8:48 pm: Marvel at how swiftly the desert scenery is whipping past you.
8:52 pm: Try to wiggle arms and toes to no avail. Look up at the stars. Marvel at their silvery brightness.
8:53 pm: Wish you hadn't left the car keys in the ignition.
8:54 pm: Night sky disappears suddenly. Darkness surrounds. Suddenly realize you are being carried underground through a tunnel of some kind.
8:56 pm: Eyes adjust to darkness. Realize you have left tunnel and entered underground cave. Sharp scent of ammonia fills nostrils. Look up to see bright shaft of moonlight entering through small hole far overhead.
8:59 pm: Shoulder pops. Rifle crack echoes through cave. Above you, the sound of leathery wings. Below you, the sound of many small feet scrambling.
9:00 pm: Feel object unwrapping itself from your body. Wiggle toes.
9:01 pm: Wing sounds diminish into distance. Pitter-patter of small feet disappearing in direction of tunnel. Ground is cold against your back.
9:02 pm: Stand up slowly. Unidentified large, soft object nowhere to be seen. Along with your clothes. Curse audibly.

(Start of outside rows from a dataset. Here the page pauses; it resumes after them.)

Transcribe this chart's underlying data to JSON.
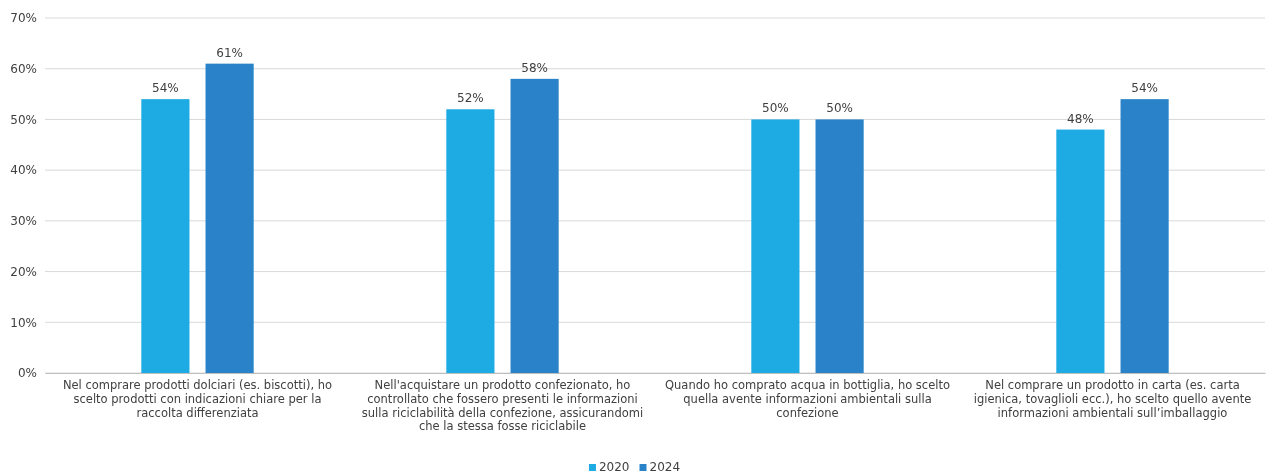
{
  "chart_data": {
    "type": "bar",
    "categories": [
      "Nel comprare prodotti dolciari (es. biscotti), ho scelto prodotti con indicazioni chiare per la raccolta differenziata",
      "Nell'acquistare un prodotto confezionato, ho controllato che fossero presenti le informazioni sulla riciclabilità della confezione, assicurandomi che la stessa fosse riciclabile",
      "Quando ho comprato acqua in bottiglia, ho scelto quella avente informazioni ambientali sulla confezione",
      "Nel comprare un prodotto in carta (es. carta igienica, tovaglioli ecc.), ho scelto quello avente informazioni ambientali sull’imballaggio"
    ],
    "series": [
      {
        "name": "2020",
        "color": "#1eabe3",
        "values": [
          54,
          52,
          50,
          48
        ],
        "value_labels": [
          "54%",
          "52%",
          "50%",
          "48%"
        ]
      },
      {
        "name": "2024",
        "color": "#2a83c8",
        "values": [
          61,
          58,
          50,
          54
        ],
        "value_labels": [
          "61%",
          "58%",
          "50%",
          "54%"
        ]
      }
    ],
    "ylim": [
      0,
      70
    ],
    "yticks": [
      {
        "value": 0,
        "label": "0%"
      },
      {
        "value": 10,
        "label": "10%"
      },
      {
        "value": 20,
        "label": "20%"
      },
      {
        "value": 30,
        "label": "30%"
      },
      {
        "value": 40,
        "label": "40%"
      },
      {
        "value": 50,
        "label": "50%"
      },
      {
        "value": 60,
        "label": "60%"
      },
      {
        "value": 70,
        "label": "70%"
      }
    ],
    "grid": "y",
    "legend": "bottom"
  }
}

9:03 pm: Explore cave. Realize there is nothing interesting about it, despite pervasive and oddly pleasing scent of guano. Try to find exit.
9:11 pm: Locate exit. Crawl slowly through dark tunnel.
9:30 pm: Emerge aboveground. Stare up at the stars in gratitude for several long moments. Begin strolling back in direction of car by following trail of very, very small footprints in the sand.
9:55 pm: Still walking. Car nowhere in sight. Curse audibly.
10:23 pm: Car and cabin in sight. Say "yay" quietly to self. Begin jogging toward car.
10:40 pm: Arrive at car. Keys still in ignition. Resist urge to go back into cabin to retrieve expensive camera. Drive west like a bat out of hell. A naked bat out of hell.
11:38 pm: Pull off freeway and park in front of IHOP. Park car. Wrap naked body in seat covers and floor mats. Go inside.
11:44 pm: Order Rooty Tooty Fresh 'n Fruity meal. Ignore stares from trucker seated at bar who looks like a bearded Bronson Pinchot.
11:51 pm: Wolf down meal.
11:59 pm: Pay check. Leave restaurant. Drive home in silence.